Ces enjeux prennent une dimension particulière lorsqu’ils touchent à la souveraineté. Coopérer avec un industriel étranger, même européen, peut revenir à lui donner les moyens de vous concurrencer demain.
Dans le projet Scaf, ce dilemme coopétitif est particulièrement important. Dassault, côté français, et Airbus Defense and Space, côté allemand doivent coopérer pour développer l’avion du futur dans le cadre d’une ambition européenne. Mais Dassault et Airbus Defense and Space sont en concurrence sur le marché mondial, avec le Rafale pour Dassault et l’Eurofighter pour Airbus. Depuis son lancement, cette relation ambivalente nourrit des tensions persistantes qui fragilisent la progression du programme.
Les tensions entre Dassault et Airbus Defense and Space portent d’abord sur la répartition des tâches et la gouvernance du projet. Au départ, un accord prévoyait une répartition équitable (50/50), Dassault étant désigné maître d’œuvre en raison de son expertise. Mais en 2019, l’intégration de l’Espagne a conduit les États à proposer un partage en trois parts égales.
Le rééquilibrage, perçu comme une remise en cause du rôle central de Dassault, a marqué le début d’un conflit qui ne s’est jamais apaisé. Airbus juge la répartition inéquitable et conteste la maîtrise d’ouvrage française, tandis que Dassault refuse de céder. Faute d’accord, la phase 1B du programme, visant à construire un démonstrateur de vol, a été bloquée.
Les tensions concernent aussi le partage des connaissances, question directement liée aux enjeux de souveraineté. Berlin a réclamé à Dassault d’ouvrir l’accès à certaines technologies, ce que l’industriel français a refusé par crainte d’un transfert non désiré de connaissances. Airbus Defense and Space considère pourtant que, sans cet échange, elle ne pourra pas pleinement bénéficier du co-développement. Angela Merkel soulignait déjà en 2021 que « les questions de propriété industrielle, de partage des tâches et de leadership » restaient centrales. Le PDG de Dassault lui répondait en écho : « Si je donne mon background aujourd’hui et que le programme est annulé dans deux ans, comment serais-je protégé vis-à-vis de la concurrence ? »

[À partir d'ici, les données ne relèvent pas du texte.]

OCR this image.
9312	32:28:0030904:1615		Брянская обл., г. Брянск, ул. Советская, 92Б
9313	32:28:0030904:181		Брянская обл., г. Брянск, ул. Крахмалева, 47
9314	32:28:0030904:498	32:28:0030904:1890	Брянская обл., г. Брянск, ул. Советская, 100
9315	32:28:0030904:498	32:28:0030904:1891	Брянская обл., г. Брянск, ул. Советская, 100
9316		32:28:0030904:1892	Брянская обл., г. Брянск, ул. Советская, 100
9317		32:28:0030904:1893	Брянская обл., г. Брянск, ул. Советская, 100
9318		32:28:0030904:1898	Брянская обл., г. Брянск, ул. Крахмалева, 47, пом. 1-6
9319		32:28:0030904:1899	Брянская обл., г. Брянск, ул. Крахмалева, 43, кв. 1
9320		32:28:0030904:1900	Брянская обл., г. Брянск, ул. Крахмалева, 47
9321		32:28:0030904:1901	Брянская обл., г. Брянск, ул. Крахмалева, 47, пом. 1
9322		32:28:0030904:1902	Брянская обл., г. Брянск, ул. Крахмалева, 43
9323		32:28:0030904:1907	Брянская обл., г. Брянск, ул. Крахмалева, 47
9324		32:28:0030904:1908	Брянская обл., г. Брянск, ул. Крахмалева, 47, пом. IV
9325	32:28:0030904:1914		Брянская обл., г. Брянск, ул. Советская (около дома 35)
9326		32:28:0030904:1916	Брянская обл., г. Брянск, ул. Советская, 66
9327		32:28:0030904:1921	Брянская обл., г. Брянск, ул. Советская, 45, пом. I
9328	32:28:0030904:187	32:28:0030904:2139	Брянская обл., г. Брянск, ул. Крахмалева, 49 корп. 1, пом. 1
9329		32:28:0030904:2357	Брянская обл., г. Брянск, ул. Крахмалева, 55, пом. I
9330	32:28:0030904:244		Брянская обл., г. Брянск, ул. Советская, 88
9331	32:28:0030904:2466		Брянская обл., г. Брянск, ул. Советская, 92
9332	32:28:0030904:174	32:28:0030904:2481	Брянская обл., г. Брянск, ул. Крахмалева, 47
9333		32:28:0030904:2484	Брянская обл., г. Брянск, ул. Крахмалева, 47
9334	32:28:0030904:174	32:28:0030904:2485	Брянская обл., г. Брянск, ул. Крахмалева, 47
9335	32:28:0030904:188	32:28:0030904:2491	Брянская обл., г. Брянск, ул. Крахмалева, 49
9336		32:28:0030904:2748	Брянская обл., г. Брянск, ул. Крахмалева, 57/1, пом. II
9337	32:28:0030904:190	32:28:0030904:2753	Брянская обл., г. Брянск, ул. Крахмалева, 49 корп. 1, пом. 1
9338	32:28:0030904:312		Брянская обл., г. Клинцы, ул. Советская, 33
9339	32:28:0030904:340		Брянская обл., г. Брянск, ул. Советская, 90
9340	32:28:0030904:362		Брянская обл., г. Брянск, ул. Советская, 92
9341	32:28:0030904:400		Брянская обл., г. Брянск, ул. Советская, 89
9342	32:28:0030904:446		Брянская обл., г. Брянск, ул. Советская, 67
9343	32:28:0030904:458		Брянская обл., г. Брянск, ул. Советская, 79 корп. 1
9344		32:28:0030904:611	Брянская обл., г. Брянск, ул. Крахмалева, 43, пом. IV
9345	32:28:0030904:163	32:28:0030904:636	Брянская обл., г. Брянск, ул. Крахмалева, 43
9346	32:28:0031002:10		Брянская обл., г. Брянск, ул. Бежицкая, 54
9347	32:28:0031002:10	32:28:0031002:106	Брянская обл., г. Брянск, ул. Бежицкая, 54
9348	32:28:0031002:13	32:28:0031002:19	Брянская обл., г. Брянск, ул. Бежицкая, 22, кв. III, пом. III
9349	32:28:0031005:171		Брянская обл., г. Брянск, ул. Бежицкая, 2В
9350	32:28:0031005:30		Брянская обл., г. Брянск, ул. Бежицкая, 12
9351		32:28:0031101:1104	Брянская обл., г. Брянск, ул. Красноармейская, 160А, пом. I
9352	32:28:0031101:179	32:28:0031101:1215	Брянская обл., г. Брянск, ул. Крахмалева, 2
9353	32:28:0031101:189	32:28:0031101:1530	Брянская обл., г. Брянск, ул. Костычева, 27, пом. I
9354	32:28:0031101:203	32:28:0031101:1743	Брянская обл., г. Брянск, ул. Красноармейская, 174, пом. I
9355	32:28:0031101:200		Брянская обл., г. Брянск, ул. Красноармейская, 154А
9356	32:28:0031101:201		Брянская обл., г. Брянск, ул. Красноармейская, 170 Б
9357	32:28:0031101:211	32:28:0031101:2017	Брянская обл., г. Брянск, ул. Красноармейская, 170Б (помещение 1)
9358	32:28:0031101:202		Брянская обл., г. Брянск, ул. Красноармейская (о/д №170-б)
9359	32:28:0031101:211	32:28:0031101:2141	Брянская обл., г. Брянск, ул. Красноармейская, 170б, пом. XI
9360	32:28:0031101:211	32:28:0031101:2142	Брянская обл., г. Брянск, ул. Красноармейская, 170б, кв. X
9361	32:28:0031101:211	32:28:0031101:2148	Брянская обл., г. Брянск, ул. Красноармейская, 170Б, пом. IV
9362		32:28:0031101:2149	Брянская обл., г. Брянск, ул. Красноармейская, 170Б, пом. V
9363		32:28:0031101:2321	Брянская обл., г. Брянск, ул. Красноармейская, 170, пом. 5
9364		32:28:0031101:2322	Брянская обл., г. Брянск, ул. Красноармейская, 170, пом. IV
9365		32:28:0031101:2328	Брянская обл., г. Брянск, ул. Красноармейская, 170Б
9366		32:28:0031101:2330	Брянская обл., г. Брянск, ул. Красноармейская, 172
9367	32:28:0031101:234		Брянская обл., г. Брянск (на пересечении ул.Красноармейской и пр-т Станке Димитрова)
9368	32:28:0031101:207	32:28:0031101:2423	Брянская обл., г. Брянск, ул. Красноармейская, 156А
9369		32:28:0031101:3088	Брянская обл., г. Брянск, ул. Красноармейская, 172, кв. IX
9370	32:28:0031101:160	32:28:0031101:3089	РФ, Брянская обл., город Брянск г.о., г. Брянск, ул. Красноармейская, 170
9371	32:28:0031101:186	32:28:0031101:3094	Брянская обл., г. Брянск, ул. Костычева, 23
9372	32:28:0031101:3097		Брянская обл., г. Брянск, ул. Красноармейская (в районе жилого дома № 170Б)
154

Un compromis politique a bien été trouvé fin 2022 entre Paris et Berlin pour débloquer la phase 1B et confirmer le rôle de Dassault. Mais les désaccords persistent et ralentissent à nouveau le programme, au risque de compromettre la suite du projet. Dassault Aviation réclame une gouvernance plus claire, afin de disposer de la latitude nécessaire pour exercer son rôle de maître d’œuvre du pilier n°1 (le développement de l’avion).
« La question se pose pour l’efficacité du projet qui réunit trois pays […] où il n’y a pas un vrai leader mais trois “co-co-co”. […] Comment puis-je assurer un leadership alors qu’en face de moi, j’ai quelqu’un qui pèse deux fois plus ? Comment peut-on diriger un programme si je n’ai même pas le droit de choisir mes sous-traitants en France, en Espagne et en Allemagne ? Ce n’est pas la bonne méthode pour faire voler un avion », résumait Éric Trappier, PDG de Dassault Aviation, le 22 juillet dernier.
Airbus Defense and Space, de son côté, refuse tout changement de gouvernance. « Si les gens veulent que le Scaf existe, nous savons tous comment le faire. Il suffit de revenir à ce qui a été convenu et de s’y tenir. Mais si certains pensent que nous devons repartir de zéro, ce n’est pas acceptable », déclarait son PDG, Michael Schoellhorn, le 19 juin 2025 au salon du Bourget.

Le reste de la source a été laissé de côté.